USDC Supply Rises by ~$2B Over Two Weeks as Circle Issues and Redeems Billions
Circle reported active USDC issuance and redemptions across two consecutive weekly reports. In the seven days ending Dec. 4, Circle issued roughly $8.2B and redeemed about $6.2B, producing a net increase of ~$2.0B and leaving USDC circulation near $78.0B with reserves around $78.1B. In the following seven days ending Dec. 11, issuance slowed to ~$5.8B while redemptions were ~$5.3B, yielding a smaller net increase of ~$0.5B and raising circulation to ~$78.5B with reserves of about $78.7B. Reserve composition shifted between reports but remained concentrated in short-term, high-quality instruments: overnight reverse repos/short-term government repo (~$4.6B → ~$49.7B reported across formats), Treasury securities maturing within three months (~$21.6B → ~$18.5B), deposits at systemically important financial institutions (~$9.9B → ~$9.6B), and other bank deposits (~$0.6B → ~$0.9B).
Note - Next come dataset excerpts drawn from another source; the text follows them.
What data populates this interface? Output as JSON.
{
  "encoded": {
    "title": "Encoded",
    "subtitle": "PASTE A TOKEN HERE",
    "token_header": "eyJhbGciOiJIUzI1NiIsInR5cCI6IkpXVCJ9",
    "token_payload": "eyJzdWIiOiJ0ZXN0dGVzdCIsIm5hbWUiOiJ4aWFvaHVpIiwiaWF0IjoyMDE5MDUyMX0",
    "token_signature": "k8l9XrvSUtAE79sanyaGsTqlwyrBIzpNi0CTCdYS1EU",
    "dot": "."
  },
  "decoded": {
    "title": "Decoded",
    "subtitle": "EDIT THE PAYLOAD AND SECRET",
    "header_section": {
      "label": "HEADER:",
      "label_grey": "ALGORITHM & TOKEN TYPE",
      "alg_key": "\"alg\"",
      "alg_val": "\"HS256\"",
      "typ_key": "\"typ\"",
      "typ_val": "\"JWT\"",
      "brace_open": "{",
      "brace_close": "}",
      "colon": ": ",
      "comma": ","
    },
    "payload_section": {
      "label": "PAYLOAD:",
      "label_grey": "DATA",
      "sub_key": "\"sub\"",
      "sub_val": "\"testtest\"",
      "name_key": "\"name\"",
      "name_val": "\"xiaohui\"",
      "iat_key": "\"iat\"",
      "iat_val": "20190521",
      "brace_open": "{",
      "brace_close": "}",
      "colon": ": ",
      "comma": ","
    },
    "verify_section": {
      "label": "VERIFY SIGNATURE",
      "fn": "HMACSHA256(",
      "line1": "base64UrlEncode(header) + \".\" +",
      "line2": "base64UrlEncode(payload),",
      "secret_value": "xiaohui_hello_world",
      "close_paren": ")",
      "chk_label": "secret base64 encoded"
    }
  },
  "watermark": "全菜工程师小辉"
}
The reports are presented as market information, not investment advice. For traders, the data indicate continued high stablecoin flow activity but stable backing levels, suggesting liquidity and redemption risk are being actively managed.
Neutral
The combined reports show continued large-scale issuance and redemption but only modest net supply changes in the most recent week. Reserves remain roughly aligned with circulating USDC and are held in short-term, high-quality instruments, which reduces immediate solvency or backing concerns. For price impact on USDC itself, this is neutral: ongoing issuance and redemptions indicate healthy liquidity and active use, while matched reserves limit systemic risk. Short-term volatility risk is low for USDC because redemptions are being met and reserves are stable; however, persistent large flows can affect stablecoin market liquidity and funding conditions in the broader crypto market. Traders should monitor weekly issuance/redemption trends, repo exposure and SIFI deposit levels as potential indicators of changing liquidity or confidence, but the data do not imply bullish or bearish pressure on USDC’s peg.